Valéry: a work is never completed, just abandoned (1933)
SOURCE: Paul Valéry (1871-1945). “Au sujet du cimetière marin.“ La Nouvelle Revue Française (March 1933). Translation at Ralph Keyes. The Quote Verifier. St Martin’s Griffin, 2006 as cited by https://quoteinvestigator.com/2019/03/01/abandon/#note-21874-2 (accessed 8/6/19).
SETTING: Paul Valéry was a successful French poet and philosopher. In 1933 he wrote an essay for La Nouvelle Revue Française about his poem “Le Cimetière marin”, which includes the abstract below that gives one of his most famous insights into the working habits of writers.
EXTRACT (FRENCH ORIGINAL)
Aux yeux de ces amateurs d’inquiétude et de perfection, un ouvrage n’est jamais achevé, – mot qui pour eux n’a aucun sens, – mais abandonné.
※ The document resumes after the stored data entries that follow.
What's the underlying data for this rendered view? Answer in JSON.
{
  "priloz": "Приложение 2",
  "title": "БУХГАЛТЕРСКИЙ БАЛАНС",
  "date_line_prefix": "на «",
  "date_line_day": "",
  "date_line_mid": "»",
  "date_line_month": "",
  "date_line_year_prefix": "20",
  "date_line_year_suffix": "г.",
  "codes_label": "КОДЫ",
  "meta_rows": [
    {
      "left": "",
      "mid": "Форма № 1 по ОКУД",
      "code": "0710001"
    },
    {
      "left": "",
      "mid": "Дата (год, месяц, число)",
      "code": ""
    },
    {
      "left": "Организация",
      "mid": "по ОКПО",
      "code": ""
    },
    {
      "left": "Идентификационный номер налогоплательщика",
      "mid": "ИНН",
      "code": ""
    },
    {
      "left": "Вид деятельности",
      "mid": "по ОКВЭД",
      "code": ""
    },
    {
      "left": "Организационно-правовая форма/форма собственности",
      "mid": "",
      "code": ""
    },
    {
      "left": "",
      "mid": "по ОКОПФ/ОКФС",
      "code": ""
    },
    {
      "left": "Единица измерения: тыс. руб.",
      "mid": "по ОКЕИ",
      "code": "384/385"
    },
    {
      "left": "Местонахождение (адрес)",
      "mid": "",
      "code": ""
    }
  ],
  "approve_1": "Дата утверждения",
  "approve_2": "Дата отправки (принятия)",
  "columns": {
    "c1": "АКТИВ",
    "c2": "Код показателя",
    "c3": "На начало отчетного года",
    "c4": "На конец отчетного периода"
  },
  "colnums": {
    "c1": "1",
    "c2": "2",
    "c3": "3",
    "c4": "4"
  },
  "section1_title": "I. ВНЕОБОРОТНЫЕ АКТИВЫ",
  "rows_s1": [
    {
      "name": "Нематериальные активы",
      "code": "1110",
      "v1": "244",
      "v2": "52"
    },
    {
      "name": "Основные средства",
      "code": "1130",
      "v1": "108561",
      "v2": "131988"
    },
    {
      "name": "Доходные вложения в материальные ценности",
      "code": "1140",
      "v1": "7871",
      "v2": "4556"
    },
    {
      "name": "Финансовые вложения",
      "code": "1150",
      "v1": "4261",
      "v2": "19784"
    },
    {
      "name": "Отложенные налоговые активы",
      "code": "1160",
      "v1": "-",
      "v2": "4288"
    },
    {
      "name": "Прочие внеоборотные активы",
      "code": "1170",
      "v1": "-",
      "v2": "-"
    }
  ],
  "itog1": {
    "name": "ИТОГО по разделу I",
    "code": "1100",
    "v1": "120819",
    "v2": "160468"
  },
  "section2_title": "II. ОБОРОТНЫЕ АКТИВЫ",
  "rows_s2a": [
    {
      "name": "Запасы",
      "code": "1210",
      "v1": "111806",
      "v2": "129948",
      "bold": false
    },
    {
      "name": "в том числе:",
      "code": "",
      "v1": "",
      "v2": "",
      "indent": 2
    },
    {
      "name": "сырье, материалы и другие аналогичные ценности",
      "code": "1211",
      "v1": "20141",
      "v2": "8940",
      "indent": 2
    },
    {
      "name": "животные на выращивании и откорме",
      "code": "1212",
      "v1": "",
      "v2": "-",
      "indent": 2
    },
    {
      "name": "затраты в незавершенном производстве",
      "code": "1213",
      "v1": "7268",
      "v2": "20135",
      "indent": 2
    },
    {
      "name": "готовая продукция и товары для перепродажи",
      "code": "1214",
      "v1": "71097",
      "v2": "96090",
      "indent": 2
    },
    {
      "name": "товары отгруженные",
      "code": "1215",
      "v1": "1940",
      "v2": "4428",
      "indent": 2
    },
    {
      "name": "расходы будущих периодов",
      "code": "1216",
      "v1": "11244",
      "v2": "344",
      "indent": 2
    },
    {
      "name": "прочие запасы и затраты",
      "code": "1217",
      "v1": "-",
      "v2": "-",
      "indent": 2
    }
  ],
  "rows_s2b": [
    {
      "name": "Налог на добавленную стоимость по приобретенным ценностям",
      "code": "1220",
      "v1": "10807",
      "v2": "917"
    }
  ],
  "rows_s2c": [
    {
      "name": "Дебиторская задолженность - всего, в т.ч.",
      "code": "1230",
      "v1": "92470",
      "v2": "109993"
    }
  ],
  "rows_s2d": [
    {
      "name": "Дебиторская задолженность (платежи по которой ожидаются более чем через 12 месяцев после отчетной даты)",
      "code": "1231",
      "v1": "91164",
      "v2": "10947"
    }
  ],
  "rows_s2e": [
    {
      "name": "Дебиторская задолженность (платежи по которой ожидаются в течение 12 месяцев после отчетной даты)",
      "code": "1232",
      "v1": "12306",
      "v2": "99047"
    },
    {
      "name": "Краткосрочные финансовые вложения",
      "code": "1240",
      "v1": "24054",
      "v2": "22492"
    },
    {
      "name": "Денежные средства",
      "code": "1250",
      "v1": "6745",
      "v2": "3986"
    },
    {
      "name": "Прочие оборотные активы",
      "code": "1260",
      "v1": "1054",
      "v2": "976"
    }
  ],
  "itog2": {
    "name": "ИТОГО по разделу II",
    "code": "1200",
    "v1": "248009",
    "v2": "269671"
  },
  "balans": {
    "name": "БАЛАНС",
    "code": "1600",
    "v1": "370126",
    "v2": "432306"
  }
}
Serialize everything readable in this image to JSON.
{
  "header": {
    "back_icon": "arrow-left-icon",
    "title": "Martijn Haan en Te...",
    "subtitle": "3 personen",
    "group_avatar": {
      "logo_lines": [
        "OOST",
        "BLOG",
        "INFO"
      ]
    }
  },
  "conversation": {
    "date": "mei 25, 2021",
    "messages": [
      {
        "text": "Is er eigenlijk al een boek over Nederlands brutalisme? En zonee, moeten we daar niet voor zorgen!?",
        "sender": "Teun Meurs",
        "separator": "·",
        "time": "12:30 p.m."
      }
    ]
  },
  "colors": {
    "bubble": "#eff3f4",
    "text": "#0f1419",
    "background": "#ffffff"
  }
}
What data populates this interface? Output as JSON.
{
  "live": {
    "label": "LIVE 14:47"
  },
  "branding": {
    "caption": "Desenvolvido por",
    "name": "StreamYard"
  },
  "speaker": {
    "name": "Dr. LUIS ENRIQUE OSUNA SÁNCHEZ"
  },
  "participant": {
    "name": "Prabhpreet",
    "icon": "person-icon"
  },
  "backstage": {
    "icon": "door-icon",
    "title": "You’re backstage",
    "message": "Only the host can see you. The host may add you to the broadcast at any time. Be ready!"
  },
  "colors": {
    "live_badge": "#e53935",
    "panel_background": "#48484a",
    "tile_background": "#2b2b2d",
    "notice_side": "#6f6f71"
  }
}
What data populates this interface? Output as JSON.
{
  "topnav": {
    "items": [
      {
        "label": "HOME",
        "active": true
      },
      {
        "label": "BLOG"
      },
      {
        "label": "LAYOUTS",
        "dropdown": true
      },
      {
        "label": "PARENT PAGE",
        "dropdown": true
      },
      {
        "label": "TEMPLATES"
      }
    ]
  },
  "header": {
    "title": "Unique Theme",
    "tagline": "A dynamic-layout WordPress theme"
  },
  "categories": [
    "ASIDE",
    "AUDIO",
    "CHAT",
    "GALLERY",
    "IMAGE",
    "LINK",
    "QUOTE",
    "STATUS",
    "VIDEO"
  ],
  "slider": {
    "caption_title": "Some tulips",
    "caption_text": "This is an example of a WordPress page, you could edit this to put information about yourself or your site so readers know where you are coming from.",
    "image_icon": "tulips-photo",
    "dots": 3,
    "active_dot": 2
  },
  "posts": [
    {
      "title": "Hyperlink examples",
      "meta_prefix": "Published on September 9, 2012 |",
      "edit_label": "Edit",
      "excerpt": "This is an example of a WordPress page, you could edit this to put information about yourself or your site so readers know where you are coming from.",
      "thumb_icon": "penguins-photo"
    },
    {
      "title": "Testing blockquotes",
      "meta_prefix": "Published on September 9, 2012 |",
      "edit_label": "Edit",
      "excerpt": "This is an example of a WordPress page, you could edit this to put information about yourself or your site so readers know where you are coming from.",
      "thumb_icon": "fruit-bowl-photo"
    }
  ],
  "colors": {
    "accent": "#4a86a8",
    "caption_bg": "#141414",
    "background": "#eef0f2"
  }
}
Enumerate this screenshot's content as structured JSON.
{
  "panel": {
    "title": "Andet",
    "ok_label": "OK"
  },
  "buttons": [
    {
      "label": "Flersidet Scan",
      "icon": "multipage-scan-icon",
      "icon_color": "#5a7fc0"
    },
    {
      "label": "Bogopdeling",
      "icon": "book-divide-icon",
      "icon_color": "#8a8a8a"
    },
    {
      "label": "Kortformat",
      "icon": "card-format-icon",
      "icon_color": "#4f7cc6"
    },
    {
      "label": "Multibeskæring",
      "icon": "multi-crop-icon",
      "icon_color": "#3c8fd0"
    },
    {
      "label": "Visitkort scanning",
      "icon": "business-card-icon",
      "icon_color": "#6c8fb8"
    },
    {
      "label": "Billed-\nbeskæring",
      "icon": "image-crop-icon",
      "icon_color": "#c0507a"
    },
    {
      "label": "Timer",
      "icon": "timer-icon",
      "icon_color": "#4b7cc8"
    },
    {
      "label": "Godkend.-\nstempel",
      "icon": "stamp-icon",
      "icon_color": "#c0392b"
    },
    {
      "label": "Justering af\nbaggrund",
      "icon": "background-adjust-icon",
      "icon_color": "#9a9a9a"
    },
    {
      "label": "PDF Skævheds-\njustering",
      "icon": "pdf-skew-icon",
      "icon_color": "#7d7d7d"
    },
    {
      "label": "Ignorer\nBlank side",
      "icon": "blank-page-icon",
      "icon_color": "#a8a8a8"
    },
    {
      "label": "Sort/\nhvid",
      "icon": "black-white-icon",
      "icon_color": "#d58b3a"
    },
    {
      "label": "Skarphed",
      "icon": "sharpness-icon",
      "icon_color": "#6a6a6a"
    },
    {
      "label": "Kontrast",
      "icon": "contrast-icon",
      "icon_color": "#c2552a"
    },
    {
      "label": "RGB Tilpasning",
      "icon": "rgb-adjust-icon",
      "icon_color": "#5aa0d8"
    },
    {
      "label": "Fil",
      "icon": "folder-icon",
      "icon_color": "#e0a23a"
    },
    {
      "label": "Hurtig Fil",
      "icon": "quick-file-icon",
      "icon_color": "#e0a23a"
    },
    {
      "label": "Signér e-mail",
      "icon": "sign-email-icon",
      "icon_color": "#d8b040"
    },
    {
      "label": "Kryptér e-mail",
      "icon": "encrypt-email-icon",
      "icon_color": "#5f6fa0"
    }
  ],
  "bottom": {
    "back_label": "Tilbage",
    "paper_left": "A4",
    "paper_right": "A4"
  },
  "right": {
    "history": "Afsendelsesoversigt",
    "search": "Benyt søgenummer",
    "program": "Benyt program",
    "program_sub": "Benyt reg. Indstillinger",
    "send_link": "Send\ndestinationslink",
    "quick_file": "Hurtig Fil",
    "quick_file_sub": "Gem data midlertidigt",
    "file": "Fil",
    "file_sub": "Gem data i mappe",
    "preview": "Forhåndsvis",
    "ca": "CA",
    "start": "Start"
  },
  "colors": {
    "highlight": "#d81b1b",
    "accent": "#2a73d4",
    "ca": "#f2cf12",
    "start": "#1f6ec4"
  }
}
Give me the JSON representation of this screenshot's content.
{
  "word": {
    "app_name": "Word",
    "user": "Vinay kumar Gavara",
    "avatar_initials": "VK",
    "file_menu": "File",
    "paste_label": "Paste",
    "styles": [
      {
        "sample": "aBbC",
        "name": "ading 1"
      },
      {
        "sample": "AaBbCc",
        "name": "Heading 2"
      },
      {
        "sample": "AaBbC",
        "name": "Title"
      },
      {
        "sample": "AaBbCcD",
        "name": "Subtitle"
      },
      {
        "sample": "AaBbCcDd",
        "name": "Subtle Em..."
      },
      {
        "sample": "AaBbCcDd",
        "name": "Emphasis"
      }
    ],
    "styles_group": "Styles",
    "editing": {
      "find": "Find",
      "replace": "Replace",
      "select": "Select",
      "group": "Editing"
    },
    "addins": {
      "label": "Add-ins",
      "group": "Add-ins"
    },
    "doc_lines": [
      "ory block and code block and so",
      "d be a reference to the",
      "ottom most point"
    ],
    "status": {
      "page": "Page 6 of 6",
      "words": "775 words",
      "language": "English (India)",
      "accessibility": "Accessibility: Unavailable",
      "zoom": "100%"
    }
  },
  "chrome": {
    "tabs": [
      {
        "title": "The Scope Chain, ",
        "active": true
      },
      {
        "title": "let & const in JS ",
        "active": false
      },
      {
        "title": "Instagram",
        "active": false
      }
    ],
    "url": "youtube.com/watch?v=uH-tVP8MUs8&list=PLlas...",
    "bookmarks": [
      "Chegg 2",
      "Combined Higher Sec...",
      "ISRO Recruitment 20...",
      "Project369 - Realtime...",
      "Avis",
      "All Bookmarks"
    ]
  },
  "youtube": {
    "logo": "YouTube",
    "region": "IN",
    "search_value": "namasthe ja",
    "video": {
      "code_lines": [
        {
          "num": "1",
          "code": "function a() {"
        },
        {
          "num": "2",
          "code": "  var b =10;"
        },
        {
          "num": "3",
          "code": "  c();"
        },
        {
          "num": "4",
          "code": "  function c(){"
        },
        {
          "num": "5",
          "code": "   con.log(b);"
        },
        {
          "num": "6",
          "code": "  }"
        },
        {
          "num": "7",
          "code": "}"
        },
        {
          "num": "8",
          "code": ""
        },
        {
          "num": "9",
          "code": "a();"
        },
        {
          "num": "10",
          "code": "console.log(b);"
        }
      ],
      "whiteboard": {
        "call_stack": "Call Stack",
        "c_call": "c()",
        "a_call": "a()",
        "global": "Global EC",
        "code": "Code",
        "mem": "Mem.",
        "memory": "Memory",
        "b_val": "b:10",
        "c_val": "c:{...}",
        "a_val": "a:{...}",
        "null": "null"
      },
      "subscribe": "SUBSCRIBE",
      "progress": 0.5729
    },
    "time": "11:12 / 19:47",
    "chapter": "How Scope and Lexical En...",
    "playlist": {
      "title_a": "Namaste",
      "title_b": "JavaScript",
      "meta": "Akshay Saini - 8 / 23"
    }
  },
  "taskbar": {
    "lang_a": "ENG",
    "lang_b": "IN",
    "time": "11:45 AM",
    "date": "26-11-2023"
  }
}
EXTRACT (ENGLISH TRANSLATION)
In the eyes of those who anxiously seek perfection, a work is never truly completed—a word that for them has no sense—but abandoned.
COMMENT
Valéry was a great poet, and like all great he knew that no work is ever perfected. One just has to stop at some point to move on.
It is like that in physics research. Every paper is merely abandoned, not finished. Bad physicists think they have completed a work. Good physicists know that no research line is ever perfected. There is always more to do. There are always tentacles that reach into other subareas, which further reach into other subareas. There is always something that is not perfect.
What makes a physicist great is erring on the side of thoroughness, yet knowing when to stop. It is not an easy balance to find sometimes. Some good advice: when in doubt, keep going.